21 Mars, 2017, 12:53 | Auteur: Valentin Naude
  • RDC: au moins 8 fosses communes découvertes autour de Tshimbulu selon une enquête

Il s'agirait des soldats apparaissant sur une vidéo tournée dans un village du Kasaï-Central, largement partagée sur les réseaux sociaux en février, montrant des hommes en uniforme tirer sur des villageois, puis les insulter avant de les achever.

La Mission a reçu des informations crédibles selon lesquelles un nombre important de personnes auraient été tuées au cours d'affrontements entre des miliciens de Kamwina Nsapu et des membres des forces de sécurité congolaises, affirme le communiqué.

Parmi les suspects placés en détention figurent des officiers et des sous-officiers, a déclaré lors d'une conférence de presse le général-major Joseph Ponde, auditeur général des FARDC, précisant les chefs d'inculpations de " crimes de guerre par meurtre, par mutilation, par traitements cruels inhumains et dégradants, et refus de dénonciation d'une infraction commise par des justiciables de juridictions militaires ".

L'ONU sollicitéePour approfondir les investigations, "l'auditorat général se propose de requérir l'expertise exigée pour l'exploitation de données sur les téléphones cellulaires saisis, ainsi que l'exhumation de deux tombes localisées dans la périphérie de Mwanza Lomba", a indiqué le général, afin "d'identifier" les victimes et de déterminer "le mode opératoire de leurs bourreaux".

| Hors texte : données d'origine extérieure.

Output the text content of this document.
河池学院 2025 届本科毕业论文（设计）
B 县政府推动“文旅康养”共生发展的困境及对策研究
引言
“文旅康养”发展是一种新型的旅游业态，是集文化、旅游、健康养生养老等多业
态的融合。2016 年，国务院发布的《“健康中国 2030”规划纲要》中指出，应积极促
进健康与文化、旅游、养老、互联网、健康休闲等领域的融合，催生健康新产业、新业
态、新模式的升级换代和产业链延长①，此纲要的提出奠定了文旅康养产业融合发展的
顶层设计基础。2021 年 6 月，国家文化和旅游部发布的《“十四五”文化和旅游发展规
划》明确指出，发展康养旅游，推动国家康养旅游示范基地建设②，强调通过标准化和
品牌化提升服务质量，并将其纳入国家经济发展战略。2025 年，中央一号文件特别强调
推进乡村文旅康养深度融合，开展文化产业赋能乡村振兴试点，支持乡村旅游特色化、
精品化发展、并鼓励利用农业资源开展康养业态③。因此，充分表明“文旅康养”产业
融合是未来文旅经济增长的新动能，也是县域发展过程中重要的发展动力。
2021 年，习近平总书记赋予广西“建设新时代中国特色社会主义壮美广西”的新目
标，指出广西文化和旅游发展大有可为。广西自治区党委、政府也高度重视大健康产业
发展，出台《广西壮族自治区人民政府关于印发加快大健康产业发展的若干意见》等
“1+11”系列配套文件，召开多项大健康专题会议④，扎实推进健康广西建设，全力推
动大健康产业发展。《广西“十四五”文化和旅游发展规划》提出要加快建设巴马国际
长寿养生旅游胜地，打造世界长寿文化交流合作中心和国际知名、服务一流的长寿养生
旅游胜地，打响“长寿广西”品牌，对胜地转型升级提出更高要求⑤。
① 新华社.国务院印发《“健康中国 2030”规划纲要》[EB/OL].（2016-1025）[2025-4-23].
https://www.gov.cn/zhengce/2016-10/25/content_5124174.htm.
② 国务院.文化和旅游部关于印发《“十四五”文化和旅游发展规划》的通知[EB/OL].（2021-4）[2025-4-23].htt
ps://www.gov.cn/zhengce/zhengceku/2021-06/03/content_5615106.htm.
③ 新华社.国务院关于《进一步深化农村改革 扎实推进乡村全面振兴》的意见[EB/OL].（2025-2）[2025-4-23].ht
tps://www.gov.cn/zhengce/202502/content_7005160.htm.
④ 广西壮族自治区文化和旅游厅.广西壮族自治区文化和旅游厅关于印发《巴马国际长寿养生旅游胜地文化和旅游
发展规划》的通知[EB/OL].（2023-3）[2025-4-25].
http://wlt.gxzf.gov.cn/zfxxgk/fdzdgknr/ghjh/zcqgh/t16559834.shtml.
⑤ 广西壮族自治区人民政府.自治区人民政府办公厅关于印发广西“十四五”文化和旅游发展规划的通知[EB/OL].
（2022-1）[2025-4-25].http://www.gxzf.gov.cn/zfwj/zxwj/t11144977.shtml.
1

Les forces gouvernementales ont pris pour cibles des civils, dont des femmes et des enfants, faisant un grand nombre de morts cette semaine dans le centre de la RDC et restreignant l'accès de la région aux casques bleus des Nations unies, a déclaré samedi la Monusco.

Cette localité a longtemps été l'un des épicentres de l'insurrection populaire née de la révolte du chef coutumier Kamuina Nsapu, tué en août dernier par les Forces armées de la RDC (FARDC) après être entré en conflit avec le pouvoir central.

La MONUSCO exprime également ses fortes préoccupations face aux restrictions imposées par les forces de sécurité à sa liberté de circulation à Kananga ces derniers jours, ce qui limite la capacité de la Mission à mettre en oeuvre son mandat.

Les violences au centre de la RDC ont causé plus de 400 morts et environ 200.000 déplacés, selon l'ONU.

Dans la même province, deux experts onusiens et leurs quatre accompagnateurs congolais ont été enlevés le 11 mars, et, depuis, sont portés disparus.